- Coordinates: 25°58′15″N 97°28′43″W﻿ / ﻿25.97083°N 97.47861°W
- Country: United States
- State: Texas
- County: Cameron

Area
- • Total: 0.62 sq mi (1.6 km^{2})
- • Land: 0.58 sq mi (1.5 km^{2})
- • Water: 0 sq mi (0.0 km^{2})
- Elevation: 16 ft (5 m)

Population (2020)
- • Total: 6,099
- • Density: 11,000/sq mi (4,100/km^{2})
- Time zone: UTC-6 (Central (CST))
- • Summer (DST): UTC-5 (CDT)
- ZIP code: 78526
- Area code: 956
- FIPS code: 48-12045
- GNIS feature ID: 1867543

= Cameron Park, Texas =

Cameron Park is a census-designated place (CDP) in Cameron County, Texas, United States. The population was 6,099 at the 2020 census. It is part of the Brownsville-Harlingen Metropolitan Statistical Area.

==Geography==
Cameron Park is located at (25.970707, -97.478659).

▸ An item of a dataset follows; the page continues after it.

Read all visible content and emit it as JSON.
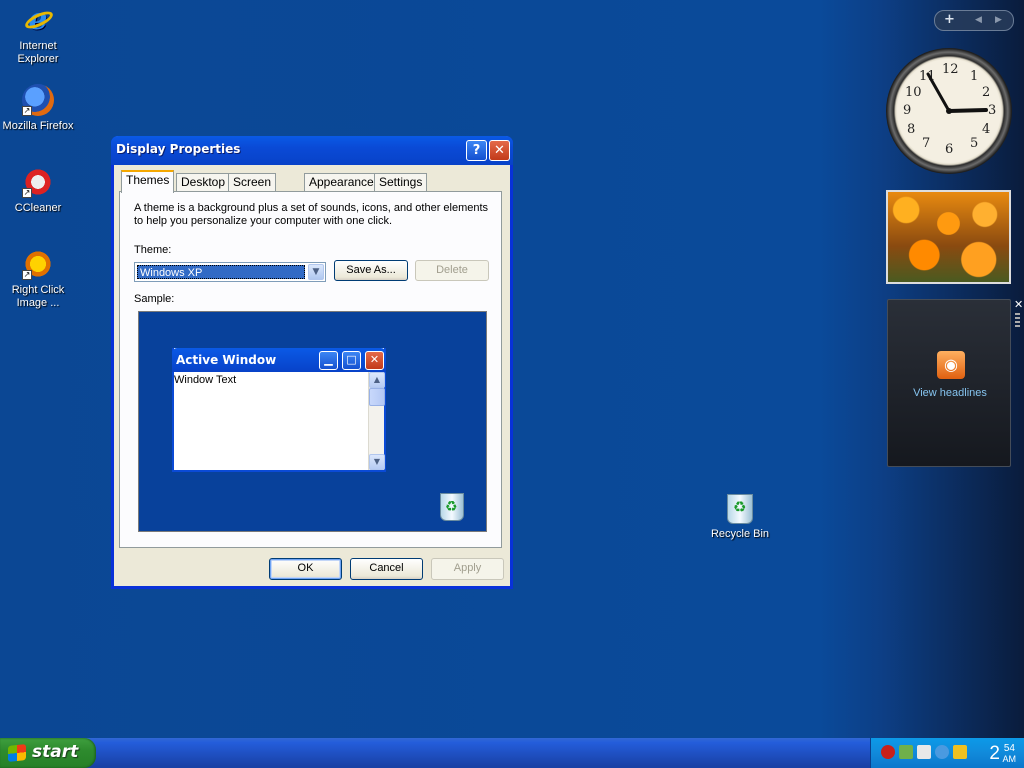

According to the United States Census Bureau, the CDP has a total area of 0.6 sqmi, of which 0.6 sqmi is land and 1.64% is water.

==Demographics==

Cameron Park first appeared as a census designated place in the 1990 U.S. census.

Historical population
| Census | Pop. | Note | %± |
| 1990 | 3,802 |  | — |
| 2000 | 5,961 |  | 56.8% |
| 2010 | 6,963 |  | 16.8% |
| 2020 | 6,099 |  | −12.4% |
U.S. Decennial Census 1850–1900 1910 1920 1930 1940 1950 1960 1970 1980 1990 2000 2010

===2020 census===

Cameron Park CDP, Texas – Racial and ethnic composition Note: the US Census treats Hispanic/Latino as an ethnic category. This table excludes Latinos from the racial categories and assigns them to a separate category. Hispanics/Latinos may be of any race.
| Race / Ethnicity (NH = Non-Hispanic) | Pop 2000 | Pop 2010 | Pop 2020 | % 2000 | % 2010 | % 2020 |
|---|---|---|---|---|---|---|
| White alone (NH) | 42 | 43 | 73 | 0.70% | 0.62% | 1.20% |
| Black or African American alone (NH) | 0 | 0 | 3 | 0.00% | 0.00% | 0.05% |
| Native American or Alaska Native alone (NH) | 0 | 4 | 3 | 0.00% | 0.06% | 0.05% |
| Asian alone (NH) | 1 | 1 | 5 | 0.02% | 0.01% | 0.08% |
| Native Hawaiian or Pacific Islander alone (NH) | 0 | 0 | 0 | 0.00% | 0.00% | 0.00% |
| Other race alone (NH) | 0 | 2 | 4 | 0.00% | 0.03% | 0.07% |
| Mixed race or Multiracial (NH) | 0 | 0 | 2 | 0.00% | 0.00% | 0.03% |
| Hispanic or Latino (any race) | 5,918 | 6,913 | 6,009 | 99.28% | 99.28% | 98.52% |
| Total | 5,961 | 6,963 | 6,099 | 100.00% | 100.00% | 100.00% |

As of the 2020 United States census, there were 6,099 people, 1,381 households, and 1,239 families residing in the CDP.

===2010 census===
As of the census of 2010, there were 6,963 people, 1,269 households, and 1,199 families residing in the CDP. The population density was 9,962.4 PD/sqmi. There were 1,366 housing units at an average density of 2,282.9 /sqmi. The racial makeup of the CDP was 87.05% White, 0.08% African American, 0.12% Asian, 11.93% from other races, and 0.82% from two or more races. Hispanic or Latino of any race were 99.28% of the population.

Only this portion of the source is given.